Frustratingly, here in the UK, we're still waiting for the third season to be aired after Channel 4 and More 4, who aired the first two seasons, mysteriously dropped it from their schedule. Quite why isn't clear - and no-one seems to be in a rush to make it more (legally) accessible for English audiences. Why? Well, that's the question that I can't seem to get my head around.

Masters of Sex isn't just another run-of-the-mill series drawing on lazy stereotypes and the biggest fads of the moment. It's a fascinating and deeply intimate exploration of human relationships and behaviours, lead with tangible chemistry by Sheen and Caplan, who each offer incredibly strong, honest performances in their own right. The social topics that the show has tackled within it's historical context, from sexism and racism to abuse and homophobia, has also provided some really interesting and often very poignant scenes. 

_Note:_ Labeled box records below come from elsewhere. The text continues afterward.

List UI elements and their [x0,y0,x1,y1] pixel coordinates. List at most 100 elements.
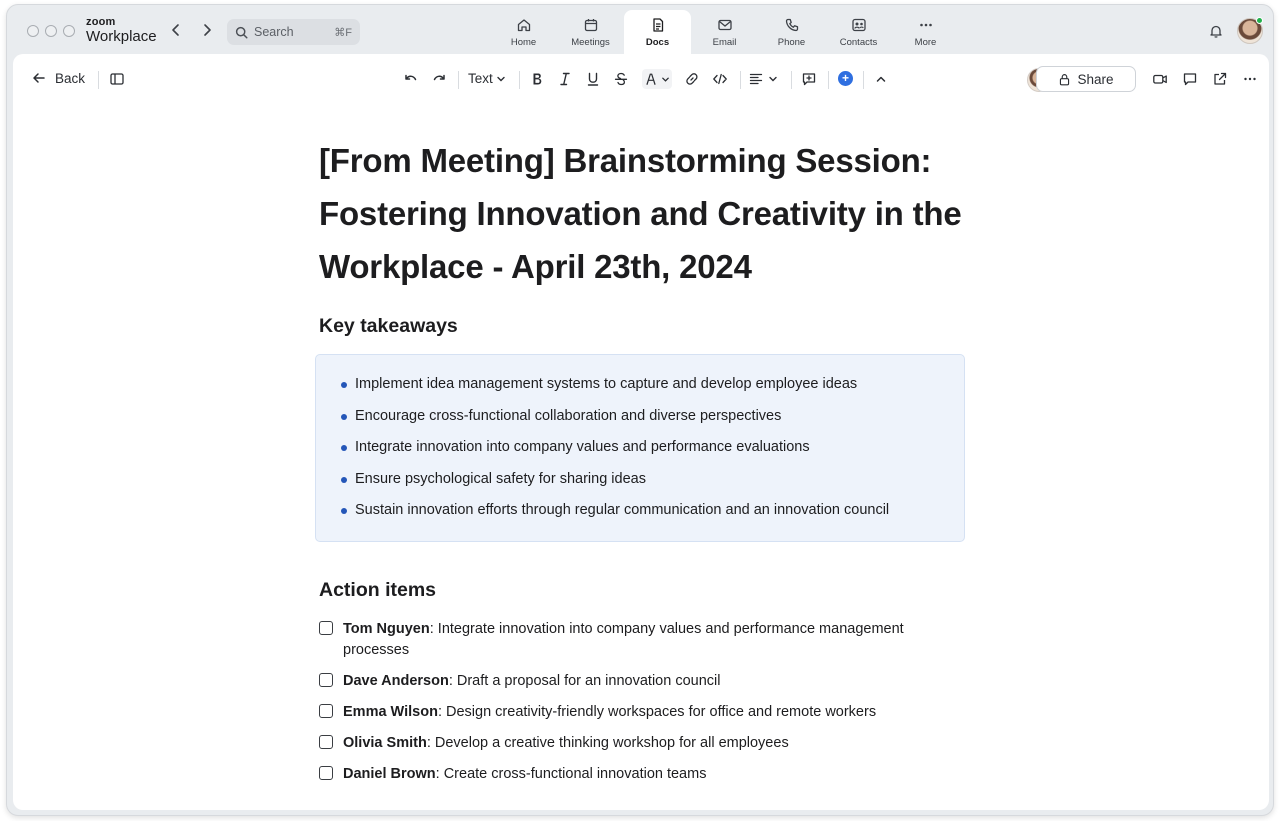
task-text[interactable]: Dave Anderson: Draft a proposal for an i… [343,671,943,692]
back-button[interactable]: Back [31,70,85,86]
redo-button[interactable] [431,71,447,87]
notifications-bell-icon[interactable] [1208,23,1224,39]
toolbar-divider [98,71,99,89]
tab-meetings-label: Meetings [571,37,610,48]
phone-icon [785,18,798,32]
text-color-dropdown[interactable] [642,69,672,89]
search-box[interactable]: Search ⌘F [227,19,360,45]
key-takeaways-heading[interactable]: Key takeaways [319,315,979,338]
link-button[interactable] [684,71,700,87]
toolbar-divider [863,71,864,89]
comments-button[interactable] [1182,71,1198,87]
search-placeholder: Search [254,25,294,39]
minimize-window-button[interactable] [45,25,57,37]
tab-docs[interactable]: Docs [624,10,691,55]
insert-button[interactable]: + [838,71,853,86]
more-options-button[interactable] [1242,71,1258,87]
calendar-icon [584,19,597,32]
alignment-dropdown[interactable] [748,71,778,87]
code-button[interactable] [712,71,728,87]
tab-more[interactable]: More [892,10,959,55]
action-item: Olivia Smith: Develop a creative thinkin… [319,733,979,754]
tab-phone-label: Phone [777,37,806,48]
document-body[interactable]: [From Meeting] Brainstorming Session: Fo… [315,134,979,795]
lock-icon [1060,73,1070,85]
tab-meetings[interactable]: Meetings [557,10,624,55]
task-text[interactable]: Tom Nguyen: Integrate innovation into co… [343,619,943,661]
list-item[interactable]: Integrate innovation into company values… [316,432,964,464]
bold-icon [533,73,542,85]
contacts-icon [851,18,866,32]
tab-home[interactable]: Home [490,10,557,55]
task-checkbox[interactable] [319,672,333,687]
underline-icon [587,72,599,86]
search-icon [235,26,248,39]
list-item[interactable]: Sustain innovation efforts through regul… [316,495,964,527]
chevron-up-icon [876,76,886,82]
task-description: : Design creativity-friendly workspaces … [437,703,877,720]
tab-more-label: More [914,37,937,48]
close-window-button[interactable] [27,25,39,37]
chevron-right-icon[interactable] [199,22,215,38]
more-icon [919,23,932,27]
align-left-icon [749,73,763,85]
external-link-icon [1214,72,1227,85]
zoom-window-button[interactable] [63,25,75,37]
underline-button[interactable] [585,71,601,87]
document-icon [652,18,663,32]
online-status-dot [1256,17,1263,24]
plus-circle-icon: + [838,71,853,86]
action-item: Daniel Brown: Create cross-functional in… [319,764,979,785]
task-checkbox[interactable] [319,765,333,780]
action-item: Dave Anderson: Draft a proposal for an i… [319,671,979,692]
toolbar-divider [791,71,792,89]
task-owner: Tom Nguyen [343,620,430,637]
more-horizontal-icon [1244,77,1256,81]
bold-button[interactable] [529,71,545,87]
action-items-heading[interactable]: Action items [319,579,979,602]
takeaways-list: Implement idea management systems to cap… [316,369,964,527]
add-comment-button[interactable] [801,71,817,87]
task-checkbox[interactable] [319,734,333,749]
chevron-left-icon[interactable] [168,22,184,38]
redo-icon [433,74,445,81]
toggle-sidebar-button[interactable] [109,71,125,87]
doc-content-area: Back Text + Share [From Meeting] Brainst… [13,54,1269,810]
tab-email[interactable]: Email [691,10,758,55]
app-tabs: Home Meetings Docs Email Phone Contacts [490,10,959,55]
comment-icon [1183,73,1197,86]
takeaways-callout[interactable]: Implement idea management systems to cap… [315,354,965,542]
window-controls [27,25,75,37]
task-text[interactable]: Emma Wilson: Design creativity-friendly … [343,702,943,723]
task-checkbox[interactable] [319,620,333,635]
video-button[interactable] [1152,71,1168,87]
arrow-left-icon [33,73,45,83]
strikethrough-button[interactable] [613,71,629,87]
toolbar-divider [740,71,741,89]
task-owner: Dave Anderson [343,672,449,689]
undo-button[interactable] [403,71,419,87]
task-checkbox[interactable] [319,703,333,718]
strikethrough-icon [614,72,628,86]
list-item[interactable]: Implement idea management systems to cap… [316,369,964,401]
tab-docs-label: Docs [645,37,670,48]
text-style-dropdown[interactable]: Text [468,71,506,86]
list-item[interactable]: Encourage cross-functional collaboration… [316,401,964,433]
video-camera-icon [1153,74,1167,84]
action-item: Tom Nguyen: Integrate innovation into co… [319,619,979,661]
task-owner: Emma Wilson [343,703,438,720]
share-button[interactable]: Share [1036,66,1136,92]
logo-brand: zoom [86,16,116,28]
home-icon [517,19,530,32]
task-text[interactable]: Olivia Smith: Develop a creative thinkin… [343,733,943,754]
list-item[interactable]: Ensure psychological safety for sharing … [316,464,964,496]
italic-button[interactable] [557,71,573,87]
collapse-toolbar-button[interactable] [873,71,889,87]
undo-icon [405,74,417,81]
task-text[interactable]: Daniel Brown: Create cross-functional in… [343,764,943,785]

The show is also by many accounts a critical success; garnering positive reviews each season and a slew of Golden Globe and Emmy nominations - including multiple wins for Allison Janney's performance as Margaret Scully. The third episode of the second season, 'Fight', was also a gloriously strong and poignant episode, described by TV Club as a "master class in what the television medium can accomplish." 

Sky Atlantic is the home of so many international successes, but for some reason it has yet to house Masters of Sex into it's schedule, despite their contract with Showtime allowing the exclusive European screening of Showtime original shows like Ray Donovan, Billions and The Affair. There also seems to be no place for the show on Channel 4 or More 4, despite the fact that they're still airing Homeland - another Showtime original.

Even when the show transferred from Channel 4 to More 4, the Season 2 premiere attracted more than 200,000 viewers in the UK, so it certainly seems as though there's an audience for the show here that is being ignored. In the US, the third season took an average of 600,000 viewers per episode and was still renewed for a fourth season.

So, given its substantial award recognition, as well as it's distinguishable cast (including our very own Michael Sheen and a number of familiar guest stars including Allison Janney and Sarah Silverman) and fair international and domestic ratings, it seems strange, and somewhat perplexing, that we're not being given the opportunity to watch the latest seasons here. The third season isn't even officially available on DVD in the UK. Amazon has a slightly dubious region 2 DVD available for £27, but it isn't available to buy in trustworthy stores like HMV, where even the most niche serie are catered for. 

It's a real shame that UK audiences, who watched and enjoyed the first two seasons, are being left in the dark on the show's latest revelations. For now, we can only hope that it makes an appearance somewhere, sometime soon.